First you should know, method of solving video classification task is better suit for Convolutional RNN than LSTM or any RNN Cell, just as CNN is better suit for image classification task than MLP
Those RNN cell (e.g LSTM, GRU) is expect inputs with shape (samples, timesteps, channels)
, since you are deal inputs with shape (samples, timesteps, width, height, channels)
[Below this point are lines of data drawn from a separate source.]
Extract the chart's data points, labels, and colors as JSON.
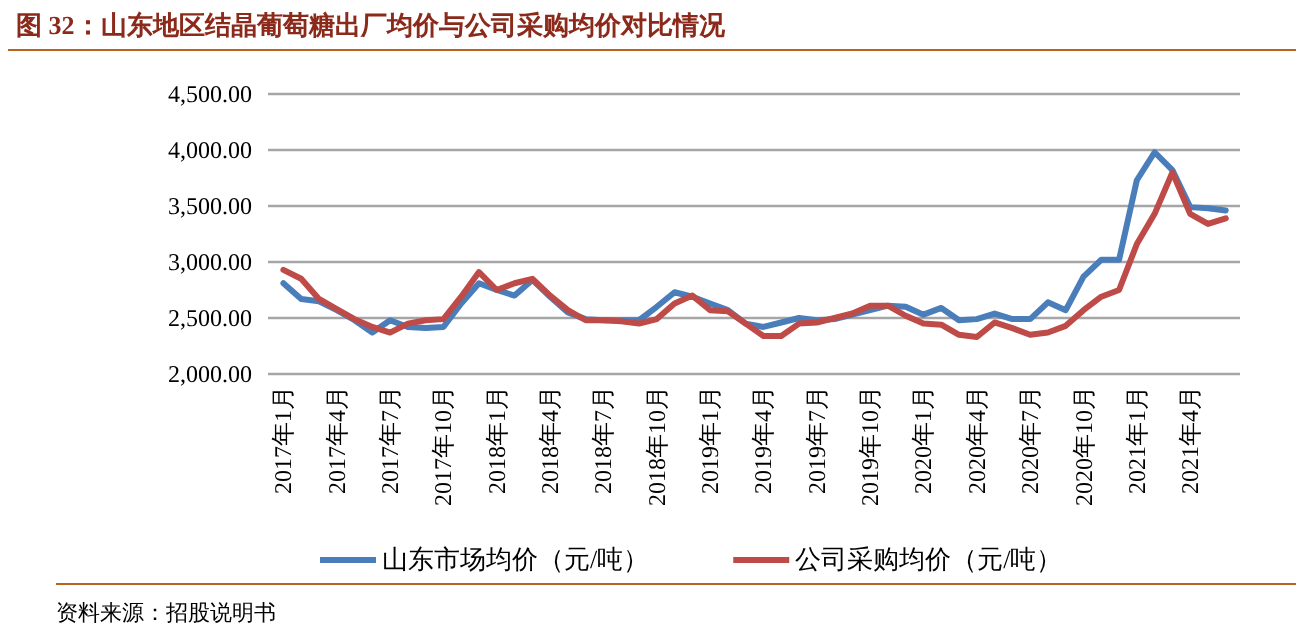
{
  "chart_data": {
    "type": "line",
    "title": "图 32：山东地区结晶葡萄糖出厂均价与公司采购均价对比情况",
    "categories": [
      "2017年1月",
      null,
      null,
      "2017年4月",
      null,
      null,
      "2017年7月",
      null,
      null,
      "2017年10月",
      null,
      null,
      "2018年1月",
      null,
      null,
      "2018年4月",
      null,
      null,
      "2018年7月",
      null,
      null,
      "2018年10月",
      null,
      null,
      "2019年1月",
      null,
      null,
      "2019年4月",
      null,
      null,
      "2019年7月",
      null,
      null,
      "2019年10月",
      null,
      null,
      "2020年1月",
      null,
      null,
      "2020年4月",
      null,
      null,
      "2020年7月",
      null,
      null,
      "2020年10月",
      null,
      null,
      "2021年1月",
      null,
      null,
      "2021年4月",
      null,
      null
    ],
    "series": [
      {
        "name": "山东市场均价（元/吨）",
        "color": "#4a7ebb",
        "values": [
          2810,
          2670,
          2650,
          2570,
          2480,
          2370,
          2480,
          2420,
          2410,
          2420,
          2630,
          2810,
          2750,
          2700,
          2840,
          2690,
          2550,
          2490,
          2480,
          2480,
          2480,
          2600,
          2730,
          2690,
          2630,
          2570,
          2450,
          2420,
          2460,
          2500,
          2480,
          2490,
          2530,
          2570,
          2610,
          2600,
          2530,
          2590,
          2480,
          2490,
          2540,
          2490,
          2490,
          2640,
          2570,
          2870,
          3020,
          3020,
          3730,
          3980,
          3820,
          3490,
          3480,
          3460
        ]
      },
      {
        "name": "公司采购均价（元/吨）",
        "color": "#be4b48",
        "values": [
          2930,
          2850,
          2670,
          2580,
          2490,
          2420,
          2370,
          2450,
          2480,
          2490,
          2690,
          2910,
          2750,
          2810,
          2850,
          2700,
          2570,
          2480,
          2480,
          2470,
          2450,
          2490,
          2630,
          2700,
          2570,
          2560,
          2450,
          2340,
          2340,
          2450,
          2460,
          2500,
          2540,
          2610,
          2610,
          2520,
          2450,
          2440,
          2350,
          2330,
          2460,
          2410,
          2350,
          2370,
          2430,
          2570,
          2690,
          2750,
          3160,
          3430,
          3800,
          3430,
          3340,
          3390
        ]
      }
    ],
    "ylim": [
      2000,
      4500
    ],
    "yticks": [
      {
        "value": 2000,
        "label": "2,000.00"
      },
      {
        "value": 2500,
        "label": "2,500.00"
      },
      {
        "value": 3000,
        "label": "3,000.00"
      },
      {
        "value": 3500,
        "label": "3,500.00"
      },
      {
        "value": 4000,
        "label": "4,000.00"
      },
      {
        "value": 4500,
        "label": "4,500.00"
      }
    ],
    "grid": "y",
    "legend": "bottom",
    "annotations": [
      "资料来源：招股说明书"
    ]
  }
}
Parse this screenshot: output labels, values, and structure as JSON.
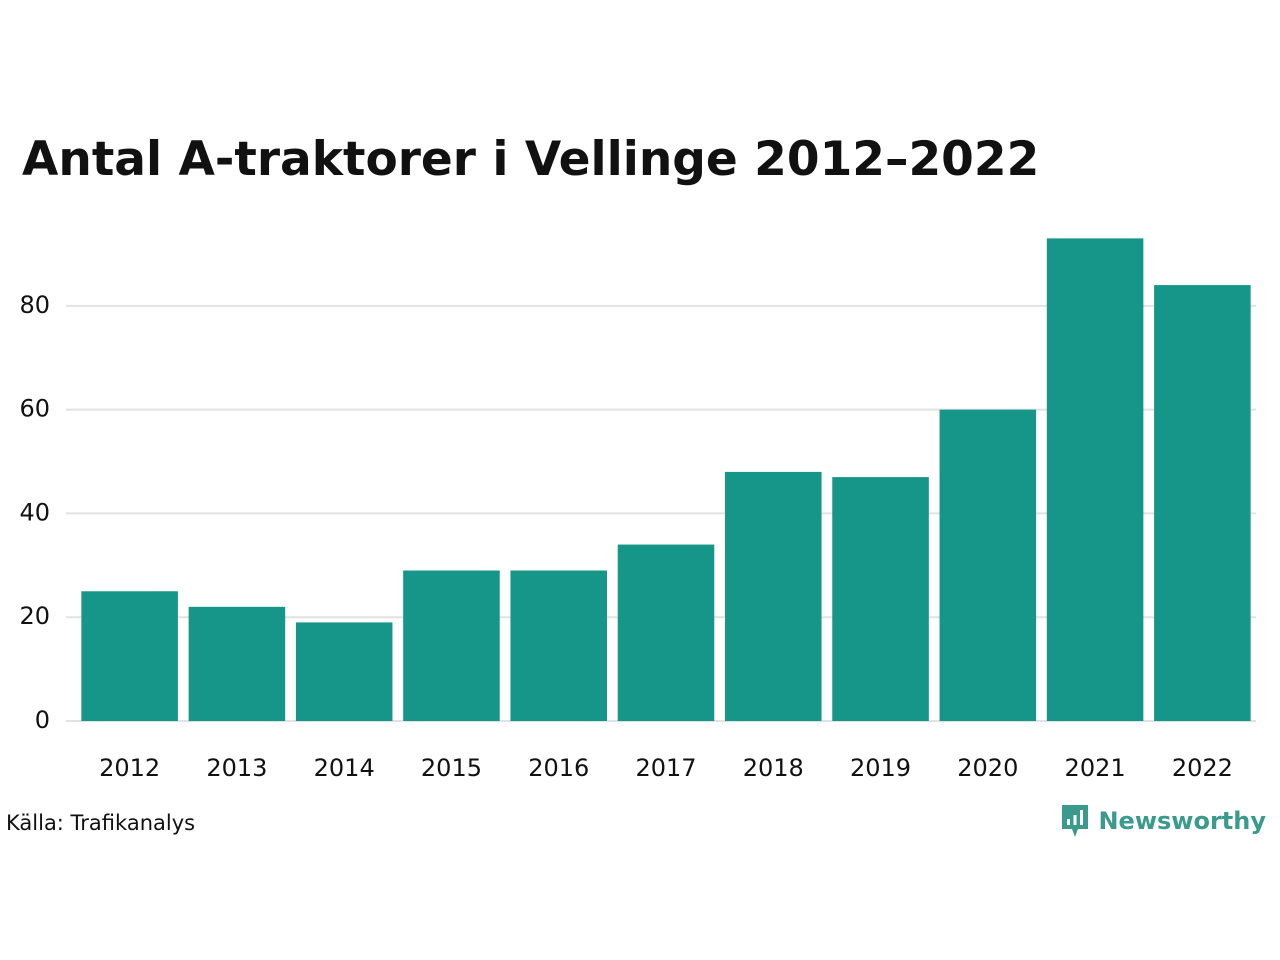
{
  "title": "Antal A-traktorer i Vellinge 2012–2022",
  "source": "Källa: Trafikanalys",
  "brand": {
    "name": "Newsworthy",
    "icon": "newsworthy-logo-icon",
    "color": "#3a9a8c"
  },
  "colors": {
    "bar": "#159688",
    "grid": "#e2e2e2",
    "text": "#111111"
  },
  "chart_data": {
    "type": "bar",
    "title": "Antal A-traktorer i Vellinge 2012–2022",
    "xlabel": "",
    "ylabel": "",
    "categories": [
      "2012",
      "2013",
      "2014",
      "2015",
      "2016",
      "2017",
      "2018",
      "2019",
      "2020",
      "2021",
      "2022"
    ],
    "values": [
      25,
      22,
      19,
      29,
      29,
      34,
      48,
      47,
      60,
      93,
      84
    ],
    "ylim": [
      0,
      95
    ],
    "yticks": [
      0,
      20,
      40,
      60,
      80
    ],
    "grid": true,
    "legend": "none"
  }
}
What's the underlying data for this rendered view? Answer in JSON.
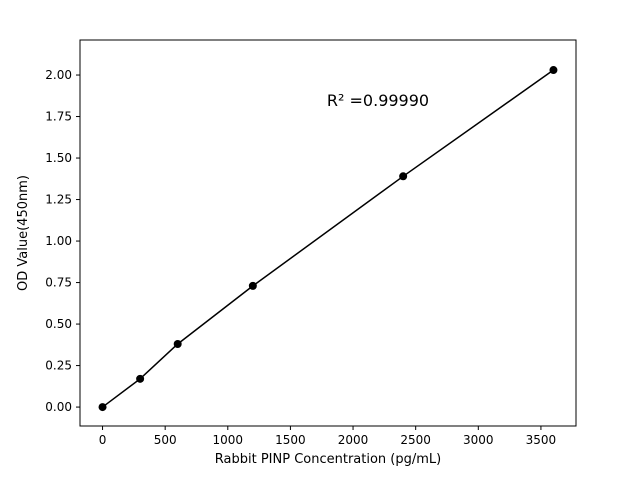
{
  "figure": {
    "background": "#ffffff"
  },
  "chart_data": {
    "type": "scatter",
    "title": "",
    "xlabel": "Rabbit PINP Concentration (pg/mL)",
    "ylabel": "OD Value(450nm)",
    "annotation": "R² =0.99990",
    "x": [
      0,
      300,
      600,
      1200,
      2400,
      3600
    ],
    "y": [
      0.0,
      0.17,
      0.38,
      0.73,
      1.39,
      2.03
    ],
    "xlim": [
      -180,
      3780
    ],
    "ylim": [
      -0.114,
      2.211
    ],
    "xticks": [
      0,
      500,
      1000,
      1500,
      2000,
      2500,
      3000,
      3500
    ],
    "yticks": [
      0.0,
      0.25,
      0.5,
      0.75,
      1.0,
      1.25,
      1.5,
      1.75,
      2.0
    ],
    "ytick_decimals": 2,
    "grid": false,
    "legend": null,
    "line_color": "#000000",
    "marker_color": "#000000",
    "marker_radius": 4,
    "line_width": 1.5
  }
}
, so you should using tf.keras.layers.ConvLSTM2D instead
Following example code will show you how to build a model that can deal your video classification task:
import tensorflow as tf
from tensorflow.keras import models, layers
timesteps = 60
width = 192
height = 192
channels = 1
action_num = 5
model = models.Sequential(
[
layers.Input(
shape=(timesteps, width, height, channels)
),
layers.ConvLSTM2D(
filters=64, kernel_size=(3, 3), padding="same", return_sequences=True, dropout=0.1, recurrent_dropout=0.1
),
layers.MaxPool3D(
pool_size=(1, 2, 2), strides=(1, 2, 2), padding="same"
),
layers.BatchNormalization(),
layers.ConvLSTM2D(
filters=32, kernel_size=(3, 3), padding="same", return_sequences=True, dropout=0.1, recurrent_dropout=0.1
),
layers.MaxPool3D(
pool_size=(1, 2, 2), strides=(1, 2, 2), padding="same"
),
layers.BatchNormalization(),
layers.ConvLSTM2D(
filters=16, kernel_size=(3, 3), padding="same", return_sequences=False, dropout=0.1, recurrent_dropout=0.1
),
layers.MaxPool2D(
pool_size=(2, 2), strides=(2, 2), padding="same"
),
layers.BatchNormalization(),
layers.Flatten(),
layers.Dense(256, activation='relu'),
layers.Dense(action_num, activation='softmax')
]
)
model.compile(loss='categorical_crossentropy', optimizer='adam', metrics=['accuracy'])
model.summary()
Outputs:
Model: "sequential"
_________________________________________________________________
Layer (type) Output Shape Param #
=================================================================
conv_lst_m2d (ConvLSTM2D) (None, 60, 192, 192, 64) 150016
_________________________________________________________________
max_pooling3d (MaxPooling3D) (None, 60, 96, 96, 64) 0
_________________________________________________________________
batch_normalization (BatchNo (None, 60, 96, 96, 64) 256
_________________________________________________________________
conv_lst_m2d_1 (ConvLSTM2D) (None, 60, 96, 96, 32) 110720
_________________________________________________________________
max_pooling3d_1 (MaxPooling3 (None, 60, 48, 48, 32) 0
_________________________________________________________________
batch_normalization_1 (Batch (None, 60, 48, 48, 32) 128
_________________________________________________________________
conv_lst_m2d_2 (ConvLSTM2D) (None, 48, 48, 16) 27712
_________________________________________________________________
max_pooling2d (MaxPooling2D) (None, 24, 24, 16) 0
_________________________________________________________________
batch_normalization_2 (Batch (None, 24, 24, 16) 64
_________________________________________________________________
flatten (Flatten) (None, 9216) 0
_________________________________________________________________
dense (Dense) (None, 256) 2359552
_________________________________________________________________
dense_1 (Dense) (None, 5) 1285
=================================================================
Total params: 2,649,733
Trainable params: 2,649,509
Non-trainable params: 224
_________________________________________________________________
Beware you should reorder your data to the shape (samples, timesteps, width, height, channels)
before feed in above model (i.e not like np.reshape
, but like np.moveaxis
), in your case the shape should be (120, 60, 192, 192, 1)
, then you can split your 120
video to batchs and feed to model